Emails and mobile phones were already making working remotely an easier task, and I made sure that I kept up to date on the law and procedure. This worked very well for over 10 years, and I was perfectly happy. My energies and long-term focus were on my family, and my career was intellectually stimulating but not too demanding  – networking, practice accounts, billing targets and bringing in business were not concepts that often troubled my daily life.

However, as John Lennon encapsulated, ‘life is what happens to you while you’re busy making other plans’, and four years ago I walked out of a dead marriage, right in the middle of an economic recession, as my firm began to make redundancies. I survived the cull, and eventually moved to my present, much larger and well-known central London firm with the partner I had been working for.   

It was at that point I realised that if I was to support myself I needed to gear up my career. For some months, the routine of going to work and immersing myself in cases was therapy for me, and I worked very hard. When my partner became unwell, I stepped in and ran his practice for a while, but when my senior partner asked me out for lunch, I presumed it was to thank me. Instead it was to ask me if I wanted to be set up a fraud and regulatory department, and become a partner.
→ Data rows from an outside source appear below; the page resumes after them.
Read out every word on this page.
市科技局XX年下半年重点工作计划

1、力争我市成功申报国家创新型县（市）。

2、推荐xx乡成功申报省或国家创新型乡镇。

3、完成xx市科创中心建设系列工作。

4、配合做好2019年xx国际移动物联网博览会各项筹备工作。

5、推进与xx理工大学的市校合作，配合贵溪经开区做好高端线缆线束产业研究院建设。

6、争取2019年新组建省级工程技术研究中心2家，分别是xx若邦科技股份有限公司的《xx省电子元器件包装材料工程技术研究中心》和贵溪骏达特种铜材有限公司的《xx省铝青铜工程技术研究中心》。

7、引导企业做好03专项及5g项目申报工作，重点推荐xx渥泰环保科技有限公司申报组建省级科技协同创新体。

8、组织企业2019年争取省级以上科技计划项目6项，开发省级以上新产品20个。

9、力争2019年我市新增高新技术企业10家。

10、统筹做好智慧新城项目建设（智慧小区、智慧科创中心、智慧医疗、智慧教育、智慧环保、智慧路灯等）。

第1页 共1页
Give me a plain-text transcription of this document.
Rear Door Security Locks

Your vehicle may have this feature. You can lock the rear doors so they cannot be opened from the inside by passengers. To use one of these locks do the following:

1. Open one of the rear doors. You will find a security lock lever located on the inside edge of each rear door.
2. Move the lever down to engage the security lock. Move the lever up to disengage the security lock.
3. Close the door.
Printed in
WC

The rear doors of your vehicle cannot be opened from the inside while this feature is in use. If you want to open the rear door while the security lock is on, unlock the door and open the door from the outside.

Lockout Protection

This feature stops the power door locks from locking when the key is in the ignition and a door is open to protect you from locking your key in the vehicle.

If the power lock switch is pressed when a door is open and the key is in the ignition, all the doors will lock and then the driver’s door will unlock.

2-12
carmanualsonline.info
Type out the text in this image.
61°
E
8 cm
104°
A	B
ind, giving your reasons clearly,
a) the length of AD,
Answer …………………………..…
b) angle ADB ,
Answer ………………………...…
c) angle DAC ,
Apart from being flattered, I was terrified. He immediately started talking about profit shares, business plans and team billing targets, all matters which were far removed from my comfortable working world. However, with the support of a helpful accountant friend, and many extra-curricular hours, I produced a business plan and negotiated the right package.

Here is what I learned:

  • Ask for what you want right from the start – if you have been offered partnership its because you have a perceived value to the firm, and you will be in a strong position to negotiate a work/life balance. I negotiated Fridays working from home;
  • Use outside help, both as an objective counterpoint to your own thoughts, and to take a second look at the figures. You will need to see the partnership accounts before you agree anything, since you need to know how the firm is doing. Don’t be afraid to ask lots of questions; even as a financial crime lawyer used to looking at accounts, it was still a big jump to considering my own firm’s partnership accounts;
  • It helps if you can befriend a partner to ask the questions you don’t want to appear ignorant in asking, and it will also give you some insight into how the partnership operates, the cliques that inevitably exist, and the key personalities;
  • Treat other departments like potential clients. I hadn’t been at my firm very long and didn’t know all members of staff and they didn’t know much about financial crime and regulatory litigation, so I made time to take partners out for coffee, hold informal lunchtime seminars for staff about what I was doing, and produced hand-outs and information sheets;
  • There are a surprisingly large number of useful support services, in particular the Law Society mentoring programme, which provided eight sessions of one-to-one telephone business coaching and practice development for free. I also befriended a wonderful practice development consultant who talked me through many of the marketing possibilities, and most importantly, made me feel that maybe I could actually do this;
  • I presumed I was joining a select group of amazing, brilliant super-lawyers. Some are, but of course, just because one’s colleagues are partners, does into make them more clever, or better people, even though you all have a vested financial interest in working together. Be nice, you are mature enough to deal with other people’s insecurities; and
  • Use your ‘life’ experience to help plan how you want to run your practice – from my SFO experience, my commercial contacts in business and my understanding of the banking crisis in 2008, I knew that the world of financial crime was changing fundamentally. I had a vision of bringing together civil and criminal work within one team, and I have focused on that to become our unique selling point. As a partner, communicating that plan, marketing and bringing in the work is entirely my responsibility – and will be discussed in the second part of this blog.